Power of Prayer: Center for Spiritual and Pastoral Care
Future hospital chaplains are learning to extend healing of the mind, body, and spirit.
TYLER, Texas (KLTV) - Ministers from around the country are enrolling in a unique program based at an East Texas hospital.
The Center for Pastoral and Spiritual Care at CHRISTUS Trinity Mother Frances Hospital in Tyler trains chaplains how to extend spiritual healing to patients and their families.
Staff chaplains, students in the Clinical Pastoral Education (CPE) program, and a team of volunteers are on-duty around the clock. They’re present for every stage of humanity -- from birth to the end of life.
“We are called by Christ’s name and we are here to serve,” said Rev. Daniel Oghenerukevwe, a priest chaplain.
Father Daniel came to the United State from Nigeria as a missionary priest. Serving in the Diocese of Tyler since 2017, his ministry led him to receive formation in CPE in July 2019.

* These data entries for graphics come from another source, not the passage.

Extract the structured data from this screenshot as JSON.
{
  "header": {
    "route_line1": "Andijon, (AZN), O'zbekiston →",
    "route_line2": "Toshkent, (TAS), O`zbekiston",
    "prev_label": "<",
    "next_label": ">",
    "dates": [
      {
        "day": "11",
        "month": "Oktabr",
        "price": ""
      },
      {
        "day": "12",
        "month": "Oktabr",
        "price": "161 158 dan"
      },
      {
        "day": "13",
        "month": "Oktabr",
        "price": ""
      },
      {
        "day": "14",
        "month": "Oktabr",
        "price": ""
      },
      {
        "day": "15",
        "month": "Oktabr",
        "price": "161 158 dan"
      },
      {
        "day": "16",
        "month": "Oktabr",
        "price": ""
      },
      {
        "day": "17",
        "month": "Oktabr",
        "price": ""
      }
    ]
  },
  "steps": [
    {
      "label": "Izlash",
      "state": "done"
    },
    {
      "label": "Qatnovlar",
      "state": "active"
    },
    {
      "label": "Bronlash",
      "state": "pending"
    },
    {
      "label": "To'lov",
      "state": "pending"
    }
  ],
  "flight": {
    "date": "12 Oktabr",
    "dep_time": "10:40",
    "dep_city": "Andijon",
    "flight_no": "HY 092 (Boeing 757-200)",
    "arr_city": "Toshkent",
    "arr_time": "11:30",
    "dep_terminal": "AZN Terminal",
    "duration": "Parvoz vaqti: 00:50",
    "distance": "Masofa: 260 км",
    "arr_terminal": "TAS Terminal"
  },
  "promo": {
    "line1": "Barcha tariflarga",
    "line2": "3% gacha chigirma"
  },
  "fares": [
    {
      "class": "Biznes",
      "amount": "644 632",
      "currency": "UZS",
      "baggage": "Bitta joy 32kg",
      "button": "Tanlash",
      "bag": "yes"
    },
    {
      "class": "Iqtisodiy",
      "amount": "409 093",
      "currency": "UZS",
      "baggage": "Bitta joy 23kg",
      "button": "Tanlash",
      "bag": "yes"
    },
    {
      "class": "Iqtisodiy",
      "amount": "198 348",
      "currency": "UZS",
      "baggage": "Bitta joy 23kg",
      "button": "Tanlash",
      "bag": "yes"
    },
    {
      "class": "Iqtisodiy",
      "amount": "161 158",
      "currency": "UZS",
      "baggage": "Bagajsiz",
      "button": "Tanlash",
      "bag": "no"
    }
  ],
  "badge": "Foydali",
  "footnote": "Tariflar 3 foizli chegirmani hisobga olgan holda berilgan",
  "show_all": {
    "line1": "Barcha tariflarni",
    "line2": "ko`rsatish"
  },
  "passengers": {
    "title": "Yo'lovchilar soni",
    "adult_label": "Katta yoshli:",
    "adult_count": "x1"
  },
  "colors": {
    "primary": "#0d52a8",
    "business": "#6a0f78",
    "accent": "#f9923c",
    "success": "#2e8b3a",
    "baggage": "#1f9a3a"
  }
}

“For me, the role of the diagnostic Good Shepherd is to care for the spirit, the soul, and the body, which is what makes you the ‘who you are’ -- the wholeness of who you are.”
In late August, the Center for Pastoral and Spiritual Care opened just steps from the hospital’s main entrance. Its placement here is intentional, a statement about the role faith plays in healing care.
“It tells everyone who comes in here that Pastoral Care is not just something that’s hidden in a corner,” said Rev. Stephen Murray, the Director of Pastoral Care at Mother Frances Hospital.
The Center also provides office space, overnight rest accommodations for on-call staff, and training classrooms for the chaplains participating in the CPE program.
“It’s in those interactions that it raises questions for them because they recognize ‘I need to get better at this,’ said Rev. Murray. “There’s areas that, likewise, as supervisors and educators, we can help them to see areas where they can improve and grow.”
Feedback, seminars, training on theory, peer exercises, and hands-on ministry prepare them for any situation they might encounter while performing their ministry.
The COVID-19 pandemic has presented its own set of challenges and opportunities for the Spiritual Care team.
After working at a hospital in Ft. Worth, G. Marie Brown arrived in Tyler at the height of the pandemic. She recalls handling between seven and 11 deaths in a 12-hour shift.
“Yes, that was very challenging. But it also is something I would not trade for anything because it really it caused me to reflect and go much deeper.”
This clinical experience helped Brown learn to identify the unique needs of people of all different faith backgrounds and traditions.
“To really assess what’s going on. And we sometimes ask questions about what are you feeling and what does this mean to you and other questions that help them understand their feelings and understand what’s going on inside their heart.”
The Spiritual Care department ministers to the needs of Catholics, Protestants, as well as those of Jewish, Muslim, and other faith traditions.
Each chaplain resident and associate receives assignments to care units like the ER, ICU, Dialysis, or Pulmonary Care.
Re. Allan Escobar calls this his “congregation,” where doctors, nurses, and staff join in a holistic approach.
“You don’t see just the chaplain leading the prayer, but you see our nurses and the family all agreeing in one thing -- for the well-being of that patient.”
Escobar previously served as a youth minister and pursued chaplaincy after his wife completed the CPE program. He sees one of his duties as changing the chaplains’ stereotype of a bearer of bad news.
“All I am is just an instrument where he can use to deliver perhaps a word. Or I can through the prayer, bringing them to God’s presence.”
Sometimes called ‘doctors of the soul,’ the chaplains connect patients and their families to find meaning and hope in all stages of life’s journey.
“Prayer is really the beginning and the end of what we do,” said Father Daniel. “We are here. We stabilize you, we pray with you for life and eternity -- either way. Christ’s presence brings restoration.”
Two chapels on the hospital campus also provide space for families and patients to prayer, reflect, or attend weekly Catholic Mass or ecumenical prayer services.